In Python, given a dictionary with lists in the values, how do I sort the dictionary based on the amount of items in that list?

Question

I have a dictionary

d={'a': ['apple'], 'd': ['dog', 'dance', 'dragon'], 'r': ['robot'], 'c': ['cow', 'cotton']}

and I want to define a function that will order them by the size of the set. That is, since "d" has 3 items in the value, "c" has 2 items, and "a" and "r" each have one item, I want a dictionary in that order. So

d={'d': ['dog', 'dance', 'dragon'], 'c': ['cow', 'cotton'], 'a': ['apple'],  'r': ['robot']}

What I have so far is

def order_by_set_size(d):
    return sorted(d, key=lambda k: len(d[k]), reverse=True)

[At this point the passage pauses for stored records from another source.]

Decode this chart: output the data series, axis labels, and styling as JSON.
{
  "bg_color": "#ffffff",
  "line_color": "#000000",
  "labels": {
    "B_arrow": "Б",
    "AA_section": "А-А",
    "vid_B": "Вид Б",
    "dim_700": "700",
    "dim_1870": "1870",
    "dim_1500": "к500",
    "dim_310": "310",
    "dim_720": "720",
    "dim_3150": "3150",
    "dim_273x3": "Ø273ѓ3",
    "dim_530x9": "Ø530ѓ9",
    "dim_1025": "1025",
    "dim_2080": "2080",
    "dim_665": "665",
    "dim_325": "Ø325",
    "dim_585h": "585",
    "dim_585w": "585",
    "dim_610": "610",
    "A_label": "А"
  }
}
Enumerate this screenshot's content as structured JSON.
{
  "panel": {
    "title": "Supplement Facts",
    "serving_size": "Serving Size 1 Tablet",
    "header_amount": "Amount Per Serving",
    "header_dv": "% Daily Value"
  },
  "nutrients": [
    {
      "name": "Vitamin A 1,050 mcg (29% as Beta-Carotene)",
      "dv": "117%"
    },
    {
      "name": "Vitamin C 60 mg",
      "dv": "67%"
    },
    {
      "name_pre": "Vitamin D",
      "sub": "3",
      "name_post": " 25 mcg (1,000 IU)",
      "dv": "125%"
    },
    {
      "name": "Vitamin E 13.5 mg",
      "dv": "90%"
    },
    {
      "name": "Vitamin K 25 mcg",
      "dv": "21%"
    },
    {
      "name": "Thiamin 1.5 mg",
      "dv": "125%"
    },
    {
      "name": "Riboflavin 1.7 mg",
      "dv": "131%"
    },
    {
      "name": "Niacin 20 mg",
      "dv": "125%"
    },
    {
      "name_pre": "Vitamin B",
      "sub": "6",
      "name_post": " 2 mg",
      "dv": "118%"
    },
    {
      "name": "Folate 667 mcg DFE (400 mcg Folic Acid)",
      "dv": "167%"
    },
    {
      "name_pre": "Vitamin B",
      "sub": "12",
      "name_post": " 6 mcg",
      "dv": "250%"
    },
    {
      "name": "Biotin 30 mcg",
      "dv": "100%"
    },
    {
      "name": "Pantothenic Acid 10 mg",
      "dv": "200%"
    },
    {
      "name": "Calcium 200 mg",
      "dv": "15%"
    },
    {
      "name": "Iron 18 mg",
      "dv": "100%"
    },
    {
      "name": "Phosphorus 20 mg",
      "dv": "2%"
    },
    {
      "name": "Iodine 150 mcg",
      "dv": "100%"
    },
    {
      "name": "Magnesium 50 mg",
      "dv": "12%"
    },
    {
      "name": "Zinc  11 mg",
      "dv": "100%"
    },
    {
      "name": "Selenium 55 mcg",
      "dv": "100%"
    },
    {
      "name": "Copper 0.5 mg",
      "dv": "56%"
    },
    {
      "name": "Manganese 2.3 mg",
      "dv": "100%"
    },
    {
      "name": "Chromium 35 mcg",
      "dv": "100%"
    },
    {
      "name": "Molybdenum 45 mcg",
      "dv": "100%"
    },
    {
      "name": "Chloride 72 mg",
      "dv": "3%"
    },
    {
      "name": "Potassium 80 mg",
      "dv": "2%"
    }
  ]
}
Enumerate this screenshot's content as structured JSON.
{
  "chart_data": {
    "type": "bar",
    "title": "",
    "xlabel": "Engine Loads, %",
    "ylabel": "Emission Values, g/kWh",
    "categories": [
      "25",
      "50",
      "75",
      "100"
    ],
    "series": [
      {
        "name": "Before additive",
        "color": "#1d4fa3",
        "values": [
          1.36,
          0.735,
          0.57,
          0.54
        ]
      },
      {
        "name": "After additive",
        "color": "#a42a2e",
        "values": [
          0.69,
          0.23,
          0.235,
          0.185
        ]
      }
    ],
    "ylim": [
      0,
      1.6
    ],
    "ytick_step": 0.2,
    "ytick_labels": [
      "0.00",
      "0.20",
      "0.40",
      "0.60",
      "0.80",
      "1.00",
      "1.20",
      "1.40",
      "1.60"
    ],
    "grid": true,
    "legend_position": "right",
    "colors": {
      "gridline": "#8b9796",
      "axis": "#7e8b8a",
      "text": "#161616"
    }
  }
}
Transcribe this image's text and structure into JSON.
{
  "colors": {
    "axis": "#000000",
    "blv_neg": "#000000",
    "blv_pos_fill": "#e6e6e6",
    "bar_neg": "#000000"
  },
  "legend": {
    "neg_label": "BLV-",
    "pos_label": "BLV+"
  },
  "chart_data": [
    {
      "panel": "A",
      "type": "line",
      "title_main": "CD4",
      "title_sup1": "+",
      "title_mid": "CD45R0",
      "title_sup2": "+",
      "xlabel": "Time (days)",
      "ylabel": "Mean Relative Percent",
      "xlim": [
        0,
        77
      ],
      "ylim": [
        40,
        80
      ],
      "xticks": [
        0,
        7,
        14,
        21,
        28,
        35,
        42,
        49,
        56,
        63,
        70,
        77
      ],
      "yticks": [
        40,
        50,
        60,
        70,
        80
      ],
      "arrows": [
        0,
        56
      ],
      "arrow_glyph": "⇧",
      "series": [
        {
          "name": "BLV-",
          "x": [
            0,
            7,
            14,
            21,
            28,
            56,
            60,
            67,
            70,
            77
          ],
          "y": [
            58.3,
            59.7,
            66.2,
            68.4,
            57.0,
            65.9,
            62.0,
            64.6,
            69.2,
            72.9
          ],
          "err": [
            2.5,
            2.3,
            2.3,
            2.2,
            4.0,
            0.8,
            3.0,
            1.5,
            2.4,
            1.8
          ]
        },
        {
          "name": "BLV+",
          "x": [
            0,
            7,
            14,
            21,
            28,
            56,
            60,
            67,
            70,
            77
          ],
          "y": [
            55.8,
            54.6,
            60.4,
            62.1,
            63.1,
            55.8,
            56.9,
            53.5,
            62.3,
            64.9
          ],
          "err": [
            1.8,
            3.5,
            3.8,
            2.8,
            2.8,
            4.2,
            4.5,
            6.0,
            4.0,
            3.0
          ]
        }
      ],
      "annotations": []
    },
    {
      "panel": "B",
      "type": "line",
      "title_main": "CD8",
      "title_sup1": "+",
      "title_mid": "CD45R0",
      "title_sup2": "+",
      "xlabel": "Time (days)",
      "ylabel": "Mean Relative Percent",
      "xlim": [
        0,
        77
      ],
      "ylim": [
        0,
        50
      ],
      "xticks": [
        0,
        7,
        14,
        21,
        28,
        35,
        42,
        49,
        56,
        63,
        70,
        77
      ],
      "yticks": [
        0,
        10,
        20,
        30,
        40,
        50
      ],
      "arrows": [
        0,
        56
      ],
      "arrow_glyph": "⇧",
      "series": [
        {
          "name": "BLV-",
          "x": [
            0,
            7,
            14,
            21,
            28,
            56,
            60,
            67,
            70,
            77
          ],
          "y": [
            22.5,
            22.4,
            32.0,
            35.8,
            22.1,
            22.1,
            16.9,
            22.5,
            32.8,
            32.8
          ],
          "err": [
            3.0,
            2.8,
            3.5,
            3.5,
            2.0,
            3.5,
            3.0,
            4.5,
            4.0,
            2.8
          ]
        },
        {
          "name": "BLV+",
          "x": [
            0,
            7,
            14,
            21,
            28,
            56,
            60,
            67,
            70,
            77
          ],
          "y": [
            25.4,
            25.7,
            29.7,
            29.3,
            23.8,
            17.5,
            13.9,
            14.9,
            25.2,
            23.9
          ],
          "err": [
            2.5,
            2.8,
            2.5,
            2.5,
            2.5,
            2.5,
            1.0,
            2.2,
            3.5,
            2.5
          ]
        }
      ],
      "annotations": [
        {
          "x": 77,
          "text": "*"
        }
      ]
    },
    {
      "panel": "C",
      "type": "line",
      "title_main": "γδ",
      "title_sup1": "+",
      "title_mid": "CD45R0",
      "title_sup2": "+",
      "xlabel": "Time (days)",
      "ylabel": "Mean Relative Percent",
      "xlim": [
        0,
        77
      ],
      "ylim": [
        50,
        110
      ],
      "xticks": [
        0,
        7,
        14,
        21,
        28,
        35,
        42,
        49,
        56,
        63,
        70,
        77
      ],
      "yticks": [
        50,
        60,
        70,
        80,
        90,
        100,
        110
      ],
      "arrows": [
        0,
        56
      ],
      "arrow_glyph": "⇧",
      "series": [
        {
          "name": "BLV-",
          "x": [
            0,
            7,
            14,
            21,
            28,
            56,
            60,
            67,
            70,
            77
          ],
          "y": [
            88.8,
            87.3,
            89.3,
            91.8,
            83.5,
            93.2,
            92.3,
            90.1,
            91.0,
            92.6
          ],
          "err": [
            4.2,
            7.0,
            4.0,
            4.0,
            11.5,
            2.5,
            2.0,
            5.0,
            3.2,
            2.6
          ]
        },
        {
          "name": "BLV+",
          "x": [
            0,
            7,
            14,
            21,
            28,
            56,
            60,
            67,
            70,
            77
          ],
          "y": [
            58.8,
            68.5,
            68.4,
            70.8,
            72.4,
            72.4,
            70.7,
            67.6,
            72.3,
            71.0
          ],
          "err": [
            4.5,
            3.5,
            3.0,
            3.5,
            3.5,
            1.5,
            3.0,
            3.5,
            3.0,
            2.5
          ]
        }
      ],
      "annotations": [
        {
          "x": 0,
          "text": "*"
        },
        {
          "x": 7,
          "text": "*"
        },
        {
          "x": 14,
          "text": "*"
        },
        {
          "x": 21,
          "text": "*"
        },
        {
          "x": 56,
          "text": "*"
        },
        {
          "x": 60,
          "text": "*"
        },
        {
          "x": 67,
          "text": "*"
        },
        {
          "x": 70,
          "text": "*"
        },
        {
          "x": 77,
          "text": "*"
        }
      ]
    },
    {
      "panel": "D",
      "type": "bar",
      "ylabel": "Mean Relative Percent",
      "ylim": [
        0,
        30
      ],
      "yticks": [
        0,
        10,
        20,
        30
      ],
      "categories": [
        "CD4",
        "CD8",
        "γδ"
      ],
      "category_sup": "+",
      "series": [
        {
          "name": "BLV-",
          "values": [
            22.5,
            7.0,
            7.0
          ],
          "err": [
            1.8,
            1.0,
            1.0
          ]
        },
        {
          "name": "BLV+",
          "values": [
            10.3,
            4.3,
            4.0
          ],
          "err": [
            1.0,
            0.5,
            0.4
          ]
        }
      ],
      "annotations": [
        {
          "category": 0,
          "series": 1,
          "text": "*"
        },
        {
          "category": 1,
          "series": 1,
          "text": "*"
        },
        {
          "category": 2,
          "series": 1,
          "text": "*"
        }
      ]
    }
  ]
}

This gives me a list, but I can't figure out how to have it give me a dictionary. I've looked at a lot of other questions and tried different variations of code and this is as close as I can get.

(I'm using Python 3)

Answer 1

you need to use an OrderedDict see https://docs.python.org/3/library/collections.html#collections.OrderedDict

Based on their example

from collections import OrderedDict

d={'a': ['apple'], 'd': ['dog', 'dance', 'dragon'], 'r': ['robot'], 'c': ['cow', 'cotton']}
ordered = OrderedDict(sorted(d.items(),key=lambda t: len(t[1]),reverse=True))

Answer 2

Dictionaries are, by definition, unordered key-value pairs. Therefore, the code below is correct, as you can only get a list if you want it to be sorted. In other words, dictionaries cannot be sorted, so the task given is impossible.

def order_by_set_size(d):
    return sorted(d, key=lambda k: len(d[k]), reverse=True)